Oireachtas Joint and Select Committees

Wednesday, 9 September 2015

Committee of Inquiry into the Banking Crisis

Nexus Phase

Mr. Aidan Walsh:

Thank you, Chairman and members of the committee. I am pleased to be here today with my colleague, Mr. Denis O'Connor. As he has stated, we have been requested to provide evidence to the committee on two lines of inquiry - the role of advisers in analysing the crisis and the effectiveness of reviews of bank loan books and capital adequacy.

I also attended the meeting with Mr. Neary, the Financial Regulator, on 18 September which Denis has referred to in his opening statement. This meeting took place following the collapse of Lehman Brothers the previous weekend and the severe constraints that were being experienced on an international basis in the interbank and wholesale money markets. As Denis has stated, following our meeting we agreed a specific scope of work and engagement letter. We deployed separate teams to each bank. In the first week of our work we focused, as agreed, on the movements in deposits into and out of the banks and in compiling information on the top 20 borrowers by jurisdiction in which the banks operated. Management at the banks were co-operative and shared management and accounting information with us. It was clear that the liquidity positions were deteriorating on a weekly and daily basis and interbank and corporate deposits were not being rolled over and where they were, the deposit periods were reducing significantly.

We both attended part of a meeting at the National Treasury Management Agency on Sunday, 28 September. There were participants from IFSRA, the Central Bank, the Department of Finance, the NTMA and from Merrill Lynch, who were the financial advisers to the Government. We did not have a draft report prepared for that meeting. We shared information we had collected on the rapidly declining liquidity and the substantial cash deficits that were forecast by the banks to arise in the very near term. We also shared information on a summary of the loan books at the three banks, the value of loans that were reported as impaired and the value of loan provisions that were booked. We had not done any substantive work on credit quality at this stage, just nine days into a complex assignment. Our next meeting, to discuss draft reports with the Financial Regulator and his staff, was on Monday, 6 October, a week after the bank guarantee had been announced.

As Denis has stated, we were instructed on 8 October to commence work on what was known as Atlas 2. The results of our Atlas 2 work was reported to the Financial Regulator and the Department of Finance in mid-November 2008, roughly six weeks after the bank guarantee had been announced. The primary focus of this report was, as agreed, on the top lending positions. It also included the results of stress tests that had been run by each of the banks on their capital adequacy ratios, and based on their own assessments of the probable emergence of future loan losses.
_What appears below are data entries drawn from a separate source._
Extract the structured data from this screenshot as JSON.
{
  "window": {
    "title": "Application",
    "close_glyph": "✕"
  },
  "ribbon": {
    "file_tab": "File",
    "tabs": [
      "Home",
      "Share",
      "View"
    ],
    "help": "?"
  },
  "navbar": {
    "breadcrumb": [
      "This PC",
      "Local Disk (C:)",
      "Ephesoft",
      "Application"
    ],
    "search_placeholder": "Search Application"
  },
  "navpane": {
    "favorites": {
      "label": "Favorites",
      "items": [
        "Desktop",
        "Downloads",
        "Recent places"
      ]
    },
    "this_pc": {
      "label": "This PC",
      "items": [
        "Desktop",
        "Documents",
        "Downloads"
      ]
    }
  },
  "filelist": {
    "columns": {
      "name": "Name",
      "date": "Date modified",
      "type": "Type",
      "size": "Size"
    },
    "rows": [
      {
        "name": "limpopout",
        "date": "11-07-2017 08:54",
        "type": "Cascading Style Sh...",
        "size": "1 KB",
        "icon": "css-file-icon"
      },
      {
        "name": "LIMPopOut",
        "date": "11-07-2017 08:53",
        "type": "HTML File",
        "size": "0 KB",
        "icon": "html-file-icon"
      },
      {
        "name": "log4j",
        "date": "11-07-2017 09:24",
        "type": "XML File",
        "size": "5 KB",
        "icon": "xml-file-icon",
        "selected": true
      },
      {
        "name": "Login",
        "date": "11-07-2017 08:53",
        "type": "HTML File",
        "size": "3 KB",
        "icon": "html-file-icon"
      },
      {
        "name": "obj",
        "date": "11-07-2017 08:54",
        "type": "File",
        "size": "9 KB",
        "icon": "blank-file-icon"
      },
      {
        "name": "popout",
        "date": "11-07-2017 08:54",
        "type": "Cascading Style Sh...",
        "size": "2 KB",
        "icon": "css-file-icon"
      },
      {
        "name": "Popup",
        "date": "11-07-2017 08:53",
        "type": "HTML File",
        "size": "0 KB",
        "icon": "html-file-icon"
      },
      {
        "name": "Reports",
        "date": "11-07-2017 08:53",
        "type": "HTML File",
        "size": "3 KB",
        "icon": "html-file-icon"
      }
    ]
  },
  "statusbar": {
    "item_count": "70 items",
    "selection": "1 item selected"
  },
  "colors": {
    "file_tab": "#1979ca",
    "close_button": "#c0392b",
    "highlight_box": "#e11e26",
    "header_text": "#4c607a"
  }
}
In addition, PwC included two additional scenarios based on higher levels of future loan losses, called scenario 1 and scenario 2. The assumptions for these scenarios were developed in conjunction with officials from IFSRA, the Central Bank, Department of Finance and NTMA. As is clearly stated in the report, these scenarios were for illustrative purposes only, to show the sensitivity of the banks to future losses in these two scenarios. Our work was not intended to be a comprehensive assessment of the most likely outcome for future losses. It is also important to note that within the timescale that we were working to, Atlas 2 did not include any third-party evaluation of property values, nor did it include a review of the security documentation supporting the loans.

Work on Atlas 3 then followed. JLL's work was carried out independently of our loan reviews. JLL were given details of the properties comprising the collateral for the loans, but the loan details were not shared with JLL. The property values were tested based on a long-term outlook for property values, which was formulated by JLL. The collateral values were not marked to estimated current market value at the time of the review, as there were no ... as there was no liquidity in the market and the market could not absorb a wholesale transfer of property. The results of the JLL work were consistent with the indicative future losses calculated under scenarios 1 and 2 as part of the Atlas 2 analysis. Mr. O'Connor and I shared responsibility for the work which PwC carried out for IFSRA in the period from 18 September 2008 to early January on the assignments that we have code-named "Atlas". I too am subject to statutory obligations which prevent me from discussing confidential information which we obtained as part of our engagement on the Atlas reports. However, I also aim to be as forthcoming as possible and of as much assistance as I can be to the committee in relation to the two themes which we have been asked to address. Thank you.